As far as the observer is concerned, light (energy) is coming out of the black hole. In order for this to balance out, energy must be removed from inside the yellow line. If all of this happens at the event horizon, then energy is being removed from the black hole.
But that sounds fishy, right, so let's look at it from another point of view. Pair creation outside of the event horizon will leave an 'energy hole'. If the particles annihilate immediately, the hole is filled. But if one zips away, and the other zips into the black hole, then energy must come from somewhere to fill the hole. One way to think about it is that the energy is stolen from the gravitational field of the black hole, making the hole shallower. Thus the black hole effectively loses mass.
But again, this sounds like it's not quite right. But to get at what's really happening, we need some quantum mechanics. Usually, we are used to thinking about particles as having a discrete location. For example, an electron is AT point x on a line:

But in quantum mechanics, this is not the right way to think about it. Instead, we need to think about particles as having a probability of being in a discrete location.

The particle is most likely to be at x, but there is also a small, but non-zero probability that it's at x1 instead. Now, that might seem weird, but it gets weirder. Even if there is a barrier between where you last observed the particle (say, at x), it can still appear at x1, without actually going through the barrier. This is a phenomenon called tunneling, and really happens!

So what does this have to do with our problem? Well, the energy hole that is left by the pair production actually gets filled by photons that 'tunnel' out of the black hole. This is the actual mechanism for getting the energy out of the black hole, and thus reducing its mass.
But why doesn't it also sometimes go the other way, with energy being taken from the Universe by this process, and going into the black hole?
Because the situation is not really symmetric. The pair creation always happens outside the black hole. (If it happens inside, none of the particles escape, so they always annihilate again right away.) So the energy 'hole' is always made outside the black hole.

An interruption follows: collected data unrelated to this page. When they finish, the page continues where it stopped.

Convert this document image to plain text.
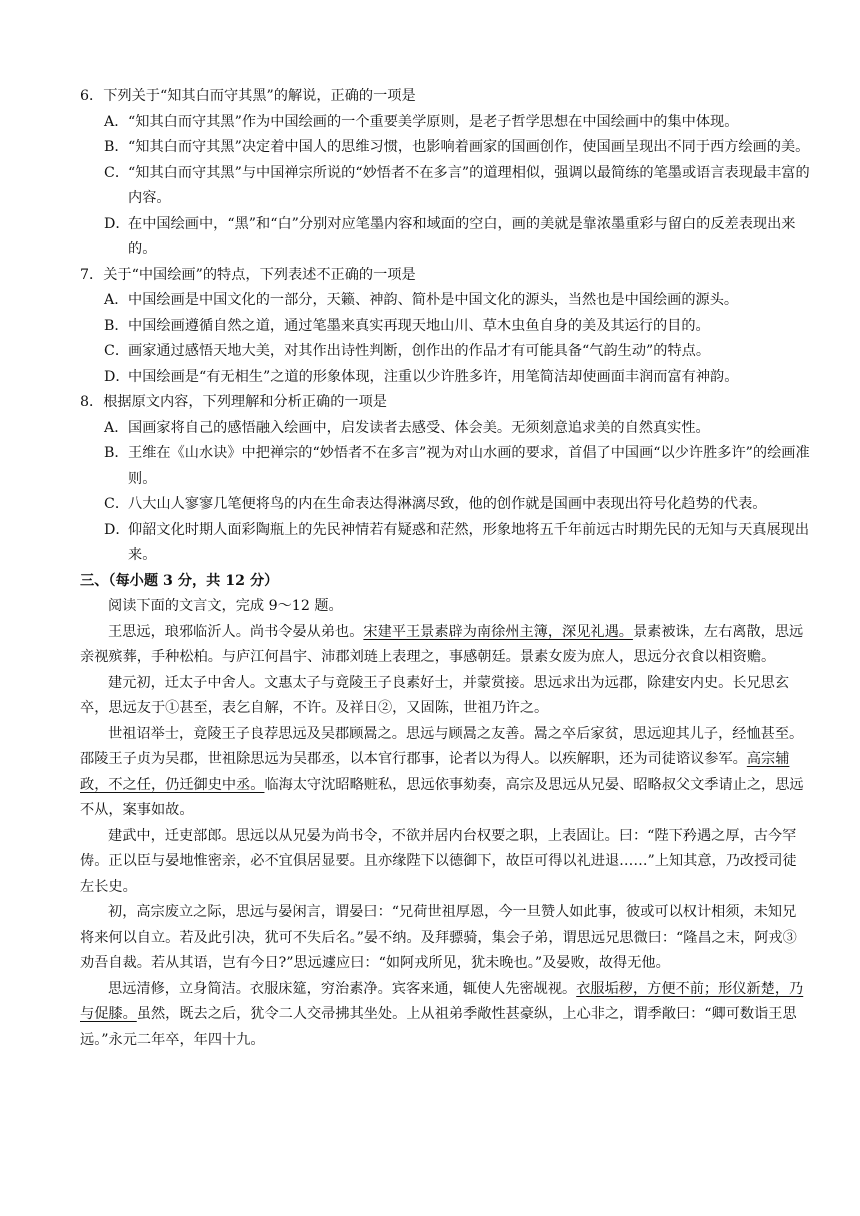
6．下列关于“知其白而守其黑”的解说，正确的一项是

A．“知其白而守其黑”作为中国绘画的一个重要美学原则，是老子哲学思想在中国绘画中的集中体现。

B．“知其白而守其黑”决定着中国人的思维习惯，也影响着画家的国画创作，使国画呈现出不同于西方绘画的美。

C．“知其白而守其黑”与中国禅宗所说的“妙悟者不在多言”的道理相似，强调以最简练的笔墨或语言表现最丰富的内容。

D．在中国绘画中，“黑”和“白”分别对应笔墨内容和域面的空白，画的美就是靠浓墨重彩与留白的反差表现出来的。

7．关于“中国绘画”的特点，下列表述不正确的一项是

A．中国绘画是中国文化的一部分，天籁、神韵、简朴是中国文化的源头，当然也是中国绘画的源头。

B．中国绘画遵循自然之道，通过笔墨来真实再现天地山川、草木虫鱼自身的美及其运行的目的。

C．画家通过感悟天地大美，对其作出诗性判断，创作出的作品才有可能具备“气韵生动”的特点。

D．中国绘画是“有无相生”之道的形象体现，注重以少许胜多许，用笔简洁却使画面丰润而富有神韵。

8．根据原文内容，下列理解和分析正确的一项是

A．国画家将自己的感悟融入绘画中，启发读者去感受、体会美。无须刻意追求美的自然真实性。

B．王维在《山水诀》中把禅宗的“妙悟者不在多言”视为对山水画的要求，首倡了中国画“以少许胜多许”的绘画准则。

C．八大山人寥寥几笔便将鸟的内在生命表达得淋漓尽致，他的创作就是国画中表现出符号化趋势的代表。

D．仰韶文化时期人面彩陶瓶上的先民神情若有疑惑和茫然，形象地将五千年前远古时期先民的无知与天真展现出来。

三、（每小题 3 分，共 12 分）

阅读下面的文言文，完成 9～12 题。

王思远，琅邪临沂人。尚书令晏从弟也。宋建平王景素辟为南徐州主簿，深见礼遇。景素被诛，左右离散，思远亲视殡葬，手种松柏。与庐江何昌宇、沛郡刘琏上表理之，事感朝廷。景素女废为庶人，思远分衣食以相资赡。

建元初，迁太子中舍人。文惠太子与竟陵王子良素好士，并蒙赏接。思远求出为远郡，除建安内史。长兄思玄卒，思远友于①甚至，表乞自解，不许。及祥日②，又固陈，世祖乃许之。

世祖诏举士，竟陵王子良荐思远及吴郡顾暠之。思远与顾暠之友善。暠之卒后家贫，思远迎其儿子，经恤甚至。邵陵王子贞为吴郡，世祖除思远为吴郡丞，以本官行郡事，论者以为得人。以疾解职，还为司徒谘议参军。高宗辅政，不之任，仍迁御史中丞。临海太守沈昭略赃私，思远依事劾奏，高宗及思远从兄晏、昭略叔父文季请止之，思远不从，案事如故。

建武中，迁吏部郎。思远以从兄晏为尚书令，不欲并居内台权要之职，上表固让。曰：“陛下矜遇之厚，古今罕俦。正以臣与晏地惟密亲，必不宜俱居显要。且亦缘陛下以德御下，故臣可得以礼进退……”上知其意，乃改授司徒左长史。

初，高宗废立之际，思远与晏闲言，谓晏曰：“兄荷世祖厚恩，今一旦赞人如此事，彼或可以权计相须，未知兄将来何以自立。若及此引决，犹可不失后名。”晏不纳。及拜骠骑，集会子弟，谓思远兄思微曰：“隆昌之末，阿戎③劝吾自裁。若从其语，岂有今日?”思远遽应曰：“如阿戎所见，犹未晚也。”及晏败，故得无他。

思远清修，立身简洁。衣服床筵，穷治素净。宾客来通，辄使人先密觇视。衣服垢秽，方便不前；形仪新楚，乃与促膝。虽然，既去之后，犹令二人交帚拂其坐处。上从祖弟季敞性甚豪纵，上心非之，谓季敞曰：“卿可数诣王思远。”永元二年卒，年四十九。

## The Black Hole Spectrum

If you do the math, it turns out that the spectrum of Hawking radiation is the same as the blackbody spectrum, so that the black hole looks like a blackbody of some temperature T. If you calculate this for black holes of different masses, you find that as the mass of the black hole goes down, the temperature goes up, and the event horizon shrinks. As the temperature goes up, the effective luminosity goes up, and the black hole loses mass faster. Eventually, the black hole no longer has enough mass to stay a black hole, and it explodes in a burst of gamma rays. This can take a very long time. For example, a black hole with one solar mass of material in the center will take 1070 years to explode. Even in astronomical time scales, this is "forever". However, little black holes should do this all the time. People claim that they find these, even claim that they have them trapped in the lab like little rats, but these claims have never stood up to scrutiny.

## What's happening inside?

We don't know! Our laws of physics break down completely! We don't even have any math for this part of the Universe. Nothing applies here. Cool, huh? Lots of people are working on this. It's all tied up with sub-fields of physics and astrophysics like quantum gravity, quantum field theory, etc., etc.

## Have we ever seen one?

Not exactly. We have seen stars in binary systems, where we can "see" only one star, and it behaves as though it has a companion of a few solar masses. These systems are also large sources of X-rays, (which are what happens to that light that gets bent nearly all the way around the star, and gains lots of energy from the gravity assist). There are about 1/2 a dozen of these in our galaxy.
Also, we observe the centers of galaxies as huge sources of X-rays. We can look and see how fast stuff is rotating near the center, and that helps us to know the density in the very center, and it's too high to be anything but a black hole (that we know of). So we're pretty sure that the centers of a lot of galaxies, including our own, are large black holes.